A censorship row has blown up in Miami Beach after a photographer accused city officials in the Bal Harbour neighbourhood of censoring his public art show. The New York-based photographer Pacifico Silano planned to show his series of works, After Silence, on the beach path along the seafront in Bal Harbour village, from 1 November to 28 February.
The images show aspects of queer life depicted in the gay pornography collection of the late former Whitney curator Richard Marshall. Silano photographed the collection, which was donated to New York University’s Fales Library after Marshall’s death in 2014. Most of Silano’s pictures are cropped to show only glimpses of the men in the magazine spreads.
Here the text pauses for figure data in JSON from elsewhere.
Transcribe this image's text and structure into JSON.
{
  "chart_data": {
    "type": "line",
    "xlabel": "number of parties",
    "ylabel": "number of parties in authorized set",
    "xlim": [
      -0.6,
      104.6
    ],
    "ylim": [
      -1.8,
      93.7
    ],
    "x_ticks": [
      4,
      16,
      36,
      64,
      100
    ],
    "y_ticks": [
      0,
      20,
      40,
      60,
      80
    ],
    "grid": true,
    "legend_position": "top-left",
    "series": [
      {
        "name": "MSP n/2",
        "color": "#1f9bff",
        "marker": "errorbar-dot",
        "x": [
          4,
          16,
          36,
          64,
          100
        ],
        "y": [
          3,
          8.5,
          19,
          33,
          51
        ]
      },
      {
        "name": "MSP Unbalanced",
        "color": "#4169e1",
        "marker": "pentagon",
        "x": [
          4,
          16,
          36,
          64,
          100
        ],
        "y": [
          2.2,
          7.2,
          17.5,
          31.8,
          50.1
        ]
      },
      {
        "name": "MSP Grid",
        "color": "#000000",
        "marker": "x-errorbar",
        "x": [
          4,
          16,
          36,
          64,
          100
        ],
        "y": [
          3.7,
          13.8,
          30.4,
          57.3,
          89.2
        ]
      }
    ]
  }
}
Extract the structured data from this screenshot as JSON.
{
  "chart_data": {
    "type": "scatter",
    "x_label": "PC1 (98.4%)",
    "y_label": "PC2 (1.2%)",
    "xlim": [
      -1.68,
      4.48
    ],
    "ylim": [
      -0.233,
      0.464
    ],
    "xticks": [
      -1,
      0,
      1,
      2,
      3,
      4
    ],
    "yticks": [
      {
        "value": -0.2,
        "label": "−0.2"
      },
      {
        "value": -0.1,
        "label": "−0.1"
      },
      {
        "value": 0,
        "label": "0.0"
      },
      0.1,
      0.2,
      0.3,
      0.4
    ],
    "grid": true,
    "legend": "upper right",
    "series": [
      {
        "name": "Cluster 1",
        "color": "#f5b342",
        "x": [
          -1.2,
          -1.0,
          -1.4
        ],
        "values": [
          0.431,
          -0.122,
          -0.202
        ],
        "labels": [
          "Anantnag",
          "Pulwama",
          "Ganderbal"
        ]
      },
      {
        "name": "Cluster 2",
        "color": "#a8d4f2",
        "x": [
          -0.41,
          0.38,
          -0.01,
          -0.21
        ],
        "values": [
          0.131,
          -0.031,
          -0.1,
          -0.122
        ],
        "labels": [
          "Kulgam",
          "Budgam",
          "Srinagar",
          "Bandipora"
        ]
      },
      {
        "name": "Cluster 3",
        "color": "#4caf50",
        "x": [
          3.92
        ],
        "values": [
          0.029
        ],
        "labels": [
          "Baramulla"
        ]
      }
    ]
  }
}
Silano wrote in a statement on Instagram: “The mayor [of Bal Harbour, Gabriel Groisman] took exception to many of the photographs involving bodies and deemed my work inappropriate for families. My work is about the ways we can reinterpret photography and the history of HIV/Aids within the LGBTQ community. That seemed to make the mayor and the city of Bal Harbour uncomfortable.”
City staff rewrote the curatorial text of the show, deleting all mentions of the word "queer”, Silano claims. “They also did not want ‘gay adult magazines’ mentioned as the source material for my work,” he says, adding that city authorities wanted to leave blank display spaces in place of works that had allegedly been censored. The Art Newspaper understands that Claire Breukel subsequently resigned from her post as the curator of Bal Harbour village; the organisation Unscripted Bal Harbour oversees exhibitions in the area.
Jose Diaz, the chief curator at the Andy Warhol Museum in Pittsburgh, had organised Silano’s public art project as a guest curator. He wrote on Facebook: “It is with disappointment that the artist Pacifico Silano and I have withdrawn from the Bal Harbour beach path art project After Silence. For the project to be approved, censorship would be required and neither Pacifico nor I believe the revised project would be representative of contemporary queer issues.”
Bal Harbour’s mayor, Gabriel Groisman, tells The Art Newspaper that the “impetus for this situation” is that the city objected to two images by Silano which included partial nudity. “We run an extensive taxpayer-funded art programme. We decided that those pictures should not go up on our public beach path where people of all ages visit,” he says.
“The other images are fine but instead of working with us, the organisers decided to pull the show. It’s unfair and disingenuous for anyone to attribute this to any sort of discrimination or art censorship. Our municipality has a long-standing relationship with the art world and we endeavour to continue to do so in the future.”